6) Section 2.3 (Box Behnken design):  In table 1, do the authors intend to say that no constrains were applied for zeta potential, or that the goal was to obtain neutral NPs? Please clarify. I suppose it is no constrains, because in table 4,  we can see that the optimized formulation has negative zeta potential. Why did the authors study zeta potential as a response variable, if they have no intention on optimize it. Also, positively charged NPs are associated with longer retention time in the nasal cavity, and therefore are more adequate for intranasal delivery.

7) Section 2.4 Characterization of Cerium Oxide Nanoparticles: Antioxidant experiments should be in a separated section and not included in section 2.4

8) Table 2: please indicate in table caption the number of replicas for each formulation (n)

 

Results:

9) In the section “Effect of independent factors on particle size and zeta potential”: I suggest removing from the main text F-value was 292.57, predicted R and adjusted R-squared, since these are presented in table 3.
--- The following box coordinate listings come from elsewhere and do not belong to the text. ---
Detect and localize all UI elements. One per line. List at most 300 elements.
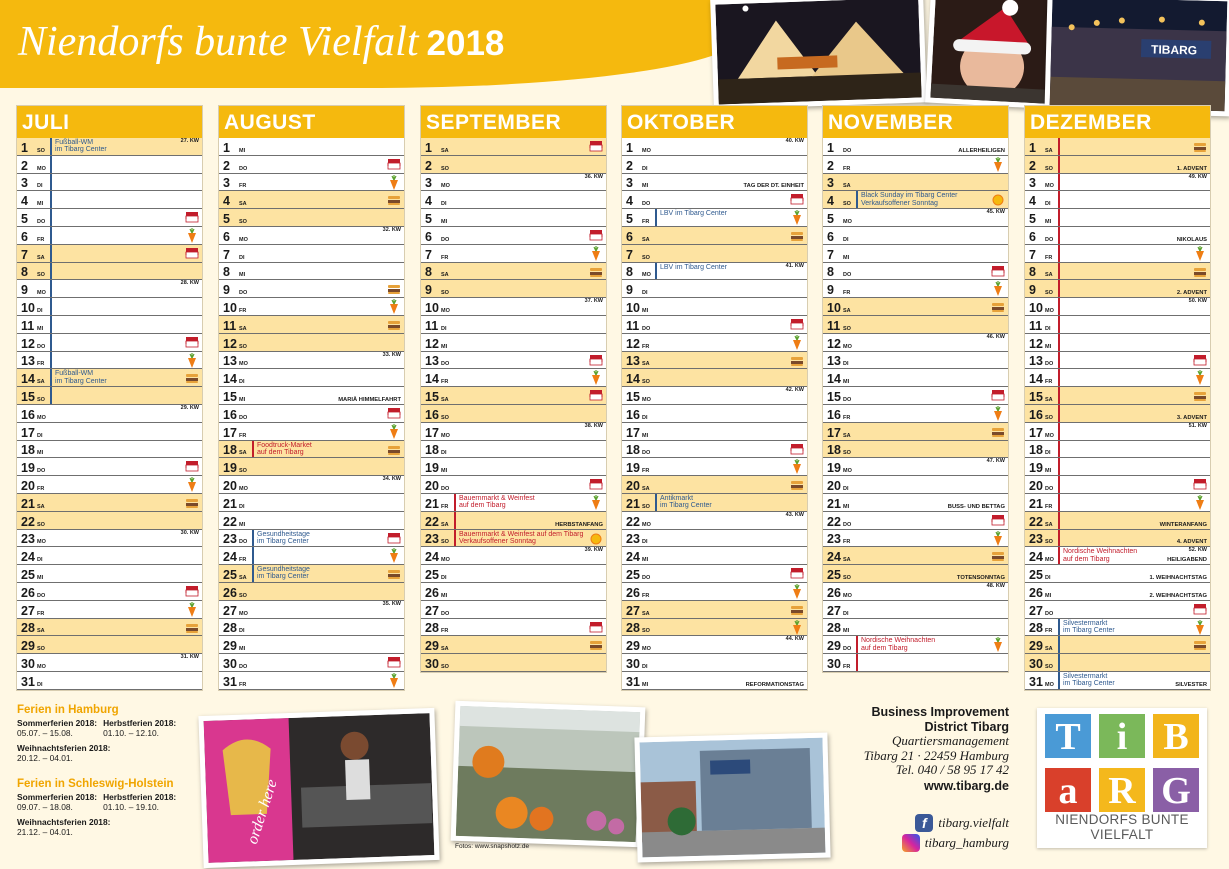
event-bar — [1058, 654, 1060, 672]
day-weekday: MI — [239, 646, 246, 653]
day-weekday: SO — [1045, 663, 1053, 670]
day-weekday: DO — [441, 610, 450, 617]
day-row — [17, 227, 202, 245]
day-row — [1025, 280, 1210, 298]
event-bar — [50, 174, 52, 192]
day-row — [1025, 334, 1210, 352]
facebook-icon: f — [915, 814, 933, 832]
day-number: 5 — [425, 211, 432, 226]
day-row — [1025, 387, 1210, 405]
food-icon — [789, 228, 805, 244]
day-number: 19 — [626, 461, 640, 476]
month-oktober — [621, 105, 808, 691]
day-weekday: SA — [1045, 521, 1053, 528]
day-weekday: DO — [37, 592, 46, 599]
food-icon — [386, 192, 402, 208]
sun-icon — [588, 531, 604, 547]
day-row — [421, 423, 606, 441]
day-row — [219, 174, 404, 192]
holiday-label: BUSS- UND BETTAG — [947, 503, 1005, 510]
event-bar — [50, 387, 52, 405]
day-row — [421, 298, 606, 316]
hh-herbst: 01.10. – 12.10. — [103, 728, 159, 739]
title-text: Niendorfs bunte Vielfalt — [18, 19, 419, 65]
day-weekday: DO — [441, 485, 450, 492]
event-bar — [50, 209, 52, 227]
day-number: 13 — [827, 354, 841, 369]
day-number: 18 — [21, 443, 35, 458]
day-weekday: DI — [642, 539, 648, 546]
food-icon — [1192, 139, 1208, 155]
day-weekday: DO — [642, 325, 651, 332]
day-number: 3 — [1029, 176, 1036, 191]
event-bar — [50, 227, 52, 245]
carrot-icon — [990, 281, 1006, 297]
carrot-icon — [1192, 495, 1208, 511]
event-bar — [1058, 352, 1060, 370]
day-number: 12 — [1029, 336, 1043, 351]
week-number: 37. KW — [584, 298, 603, 305]
day-weekday: SA — [441, 521, 449, 528]
event-bar — [50, 245, 52, 263]
day-number: 5 — [1029, 211, 1036, 226]
carrot-icon — [789, 620, 805, 636]
day-number: 22 — [223, 514, 237, 529]
day-row — [421, 352, 606, 370]
day-row — [421, 334, 606, 352]
event-bar — [50, 191, 52, 209]
sh-weih: 21.12. – 04.01. — [17, 826, 73, 837]
market-stall-icon — [588, 477, 604, 493]
day-row — [823, 530, 1008, 548]
market-stall-icon — [789, 442, 805, 458]
month-juli — [16, 105, 203, 691]
day-number: 13 — [21, 354, 35, 369]
day-number: 28 — [223, 621, 237, 636]
day-number: 14 — [425, 372, 439, 387]
day-number: 18 — [827, 443, 841, 458]
instagram-link[interactable] — [902, 834, 1009, 852]
day-number: 20 — [425, 478, 439, 493]
day-weekday: MI — [441, 218, 448, 225]
day-row — [622, 245, 807, 263]
day-row — [1025, 476, 1210, 494]
day-weekday: MO — [239, 485, 248, 492]
day-number: 25 — [425, 567, 439, 582]
day-row — [1025, 405, 1210, 423]
day-row — [219, 441, 404, 459]
day-number: 10 — [223, 300, 237, 315]
sh-sommer: 09.07. – 18.08. — [17, 802, 73, 813]
day-number: 23 — [21, 532, 35, 547]
day-weekday: SO — [441, 290, 449, 297]
day-row — [823, 494, 1008, 512]
day-weekday: DI — [642, 165, 648, 172]
week-number: 27. KW — [180, 138, 199, 144]
carrot-icon — [588, 370, 604, 386]
day-number: 14 — [626, 372, 640, 387]
day-number: 10 — [425, 300, 439, 315]
day-weekday: DO — [642, 574, 651, 581]
day-weekday: SA — [642, 236, 650, 243]
market-stall-icon — [184, 584, 200, 600]
holiday-label: 3. ADVENT — [1176, 414, 1207, 421]
day-row — [823, 423, 1008, 441]
day-number: 4 — [626, 194, 633, 209]
market-stall-icon — [184, 246, 200, 262]
logo-tile: B — [1153, 714, 1199, 758]
event-bar — [1058, 530, 1060, 548]
event-bar — [252, 547, 254, 565]
day-weekday: DO — [37, 218, 46, 225]
day-weekday: FR — [441, 379, 449, 386]
day-row — [17, 245, 202, 263]
market-stall-icon — [588, 388, 604, 404]
day-weekday: DO — [239, 663, 248, 670]
food-icon — [184, 370, 200, 386]
carrot-icon — [990, 157, 1006, 173]
day-row — [823, 601, 1008, 619]
day-weekday: FR — [843, 663, 851, 670]
market-stall-icon — [789, 192, 805, 208]
day-row — [421, 583, 606, 601]
day-weekday: SA — [1045, 272, 1053, 279]
day-weekday: MI — [843, 379, 850, 386]
day-weekday: DI — [37, 432, 43, 439]
event-bar — [1058, 156, 1060, 174]
day-row — [823, 209, 1008, 227]
day-weekday: SA — [239, 201, 247, 208]
day-number: 6 — [1029, 229, 1036, 244]
event-bar — [1058, 209, 1060, 227]
carrot-icon — [184, 602, 200, 618]
food-icon — [1192, 264, 1208, 280]
day-number: 14 — [1029, 372, 1043, 387]
svg-text:TIBARG: TIBARG — [1150, 42, 1198, 58]
photo-tents — [710, 0, 927, 110]
day-number: 9 — [223, 283, 230, 298]
day-number: 24 — [827, 550, 841, 565]
day-weekday: SA — [37, 379, 45, 386]
day-weekday: MO — [843, 468, 852, 475]
day-weekday: SO — [37, 646, 45, 653]
day-weekday: MI — [37, 201, 44, 208]
day-number: 1 — [1029, 140, 1036, 155]
event-bar — [655, 494, 657, 512]
event-bar — [1058, 441, 1060, 459]
day-weekday: MO — [843, 592, 852, 599]
day-weekday: DI — [37, 681, 43, 688]
day-number: 18 — [1029, 443, 1043, 458]
day-row — [1025, 245, 1210, 263]
event-bar — [1058, 476, 1060, 494]
day-row — [421, 601, 606, 619]
day-number: 28 — [827, 621, 841, 636]
day-row — [823, 245, 1008, 263]
day-weekday: MI — [1045, 592, 1052, 599]
day-weekday: FR — [37, 361, 45, 368]
carrot-icon — [990, 406, 1006, 422]
day-weekday: SA — [843, 183, 851, 190]
sh-herbst: 01.10. – 19.10. — [103, 802, 159, 813]
day-number: 27 — [425, 603, 439, 618]
week-number: 39. KW — [584, 547, 603, 554]
day-weekday: DI — [239, 254, 245, 261]
day-number: 13 — [223, 354, 237, 369]
day-row — [622, 405, 807, 423]
carrot-icon — [990, 637, 1006, 653]
day-weekday: MO — [1045, 557, 1054, 564]
day-row — [1025, 423, 1210, 441]
day-row — [17, 565, 202, 583]
day-number: 30 — [223, 656, 237, 671]
holiday-label: 2. WEIHNACHTSTAG — [1149, 592, 1207, 599]
day-row — [622, 619, 807, 637]
day-weekday: DI — [239, 379, 245, 386]
day-number: 26 — [1029, 585, 1043, 600]
day-row — [421, 174, 606, 192]
day-row — [219, 156, 404, 174]
carrot-icon — [386, 673, 402, 689]
day-number: 10 — [827, 300, 841, 315]
carrot-icon — [386, 548, 402, 564]
day-row — [421, 316, 606, 334]
event-bar — [50, 156, 52, 174]
day-weekday: MI — [239, 272, 246, 279]
day-number: 29 — [223, 639, 237, 654]
carrot-icon — [184, 228, 200, 244]
day-row — [17, 263, 202, 281]
day-row — [1025, 636, 1210, 654]
ferien-hh-title: Ferien in Hamburg — [17, 704, 119, 716]
day-weekday: DI — [441, 450, 447, 457]
bid-line3: Quartiersmanagement — [892, 733, 1009, 749]
day-row — [823, 174, 1008, 192]
sh-sommer-label: Sommerferien 2018: — [17, 792, 98, 803]
day-number: 2 — [626, 158, 633, 173]
event-label: Fußball-WM im Tibarg Center — [55, 139, 107, 154]
day-row — [219, 619, 404, 637]
day-row — [622, 583, 807, 601]
day-row — [823, 565, 1008, 583]
day-row — [17, 298, 202, 316]
day-weekday: SO — [239, 468, 247, 475]
day-weekday: FR — [239, 183, 247, 190]
day-row — [17, 156, 202, 174]
day-row — [622, 494, 807, 512]
day-number: 5 — [21, 211, 28, 226]
day-number: 17 — [1029, 425, 1043, 440]
day-weekday: SA — [239, 574, 247, 581]
day-row — [219, 227, 404, 245]
day-weekday: SA — [441, 272, 449, 279]
week-number: 34. KW — [382, 476, 401, 483]
day-number: 20 — [827, 478, 841, 493]
day-row — [622, 316, 807, 334]
day-row — [823, 387, 1008, 405]
day-weekday: DO — [642, 450, 651, 457]
day-weekday: DI — [1045, 574, 1051, 581]
day-weekday: SA — [1045, 396, 1053, 403]
day-row — [823, 458, 1008, 476]
facebook-link[interactable] — [915, 814, 1009, 832]
food-icon — [588, 637, 604, 653]
market-stall-icon — [588, 620, 604, 636]
day-row — [219, 672, 404, 690]
day-number: 11 — [1029, 318, 1043, 333]
day-number: 27 — [626, 603, 640, 618]
day-weekday: DI — [642, 663, 648, 670]
day-number: 24 — [223, 550, 237, 565]
day-row — [17, 636, 202, 654]
day-number: 10 — [1029, 300, 1043, 315]
day-weekday: MI — [441, 468, 448, 475]
day-row — [823, 227, 1008, 245]
event-bar — [655, 263, 657, 281]
day-row — [219, 530, 404, 548]
day-row — [17, 476, 202, 494]
day-number: 9 — [626, 283, 633, 298]
market-stall-icon — [588, 228, 604, 244]
day-number: 15 — [223, 389, 237, 404]
day-number: 23 — [626, 532, 640, 547]
ferien-sh — [17, 779, 176, 837]
day-number: 18 — [425, 443, 439, 458]
day-number: 11 — [425, 318, 439, 333]
day-weekday: FR — [239, 557, 247, 564]
month-dezember — [1024, 105, 1211, 691]
day-weekday: DI — [1045, 450, 1051, 457]
day-row — [1025, 601, 1210, 619]
food-icon — [1192, 637, 1208, 653]
day-weekday: SO — [441, 414, 449, 421]
market-stall-icon — [789, 317, 805, 333]
day-weekday: MI — [239, 521, 246, 528]
event-label: Nordische Weihnachten auf dem Tibarg — [861, 637, 936, 652]
day-number: 4 — [827, 194, 834, 209]
day-row — [823, 476, 1008, 494]
day-number: 7 — [1029, 247, 1036, 262]
bid-line2: District Tibarg — [924, 719, 1009, 734]
day-row — [421, 494, 606, 512]
event-bar — [1058, 227, 1060, 245]
day-weekday: SO — [843, 325, 851, 332]
day-weekday: DO — [1045, 485, 1054, 492]
day-weekday: FR — [37, 610, 45, 617]
carrot-icon — [990, 531, 1006, 547]
day-weekday: FR — [1045, 628, 1053, 635]
event-label: LBV im Tibarg Center — [660, 210, 727, 218]
day-weekday: DI — [441, 201, 447, 208]
day-weekday: SO — [1045, 290, 1053, 297]
day-number: 12 — [223, 336, 237, 351]
day-row — [823, 156, 1008, 174]
day-number: 12 — [21, 336, 35, 351]
day-row — [421, 387, 606, 405]
day-weekday: MI — [1045, 468, 1052, 475]
event-bar — [50, 263, 52, 281]
month-november — [822, 105, 1009, 673]
month-title: OKTOBER — [622, 106, 807, 138]
day-row — [823, 405, 1008, 423]
day-number: 6 — [425, 229, 432, 244]
day-number: 5 — [626, 211, 633, 226]
day-weekday: FR — [642, 343, 650, 350]
day-number: 4 — [21, 194, 28, 209]
holiday-label: 1. ADVENT — [1176, 165, 1207, 172]
day-row — [622, 423, 807, 441]
day-row — [219, 565, 404, 583]
day-row — [823, 280, 1008, 298]
day-row — [17, 583, 202, 601]
day-number: 7 — [21, 247, 28, 262]
day-weekday: DI — [843, 485, 849, 492]
day-weekday: SO — [37, 396, 45, 403]
day-weekday: FR — [239, 432, 247, 439]
event-label: Foodtruck-Market auf dem Tibarg — [257, 441, 312, 456]
day-weekday: MO — [642, 396, 651, 403]
month-august — [218, 105, 405, 691]
market-stall-icon — [184, 335, 200, 351]
day-weekday: DI — [642, 290, 648, 297]
day-weekday: SA — [37, 628, 45, 635]
day-weekday: FR — [642, 592, 650, 599]
day-number: 4 — [1029, 194, 1036, 209]
day-number: 14 — [223, 372, 237, 387]
day-row — [17, 387, 202, 405]
day-number: 1 — [827, 140, 834, 155]
day-row — [622, 636, 807, 654]
bid-website[interactable]: www.tibarg.de — [924, 778, 1009, 793]
event-bar — [1058, 245, 1060, 263]
day-number: 7 — [827, 247, 834, 262]
day-number: 2 — [1029, 158, 1036, 173]
day-weekday: MO — [37, 290, 46, 297]
day-weekday: MO — [642, 147, 651, 154]
day-weekday: MI — [843, 254, 850, 261]
day-number: 7 — [626, 247, 633, 262]
day-number: 16 — [223, 407, 237, 422]
day-weekday: FR — [843, 539, 851, 546]
day-weekday: DO — [441, 361, 450, 368]
day-row — [622, 441, 807, 459]
day-number: 21 — [1029, 496, 1043, 511]
day-weekday: SO — [1045, 414, 1053, 421]
day-number: 30 — [425, 656, 439, 671]
holiday-label: TOTENSONNTAG — [956, 574, 1005, 581]
day-row — [17, 494, 202, 512]
day-row — [823, 334, 1008, 352]
event-label: Silvestermarkt im Tibarg Center — [1063, 672, 1115, 688]
food-icon — [386, 566, 402, 582]
day-weekday: SA — [642, 361, 650, 368]
day-weekday: DO — [1045, 610, 1054, 617]
day-row — [421, 547, 606, 565]
day-weekday: FR — [37, 236, 45, 243]
market-stall-icon — [588, 139, 604, 155]
day-row — [823, 298, 1008, 316]
day-row — [421, 209, 606, 227]
day-row — [1025, 174, 1210, 192]
day-number: 25 — [1029, 567, 1043, 582]
day-row — [219, 601, 404, 619]
day-row — [219, 316, 404, 334]
day-number: 8 — [21, 265, 28, 280]
day-row — [219, 654, 404, 672]
day-row — [219, 280, 404, 298]
carrot-icon — [789, 335, 805, 351]
day-number: 24 — [21, 550, 35, 565]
10) table 4: please standardize significant figures

11) Antioxidant activity by DPPH assay results: please standardize significant figures

12) Figure 3A: the authors do not present the standard deviation. Did the authors only perform one experiment? If so, experiments should be repeated in triplicates to show the reproducibility of the method and mean + SD should be given.

 

The manuscript needs extensive English editing.

Author Response

Please see the attachment

Author Response File: Author Response.docx

Round 2

Reviewer 2 Report

The authors responded to all my comments/questions. After taking into account the comments suggested by the entire group of reviewers, the publication became more valuable which will be appreciated by readers. In my opinion, the paper is now ready for publication (some editorial changes will be needed).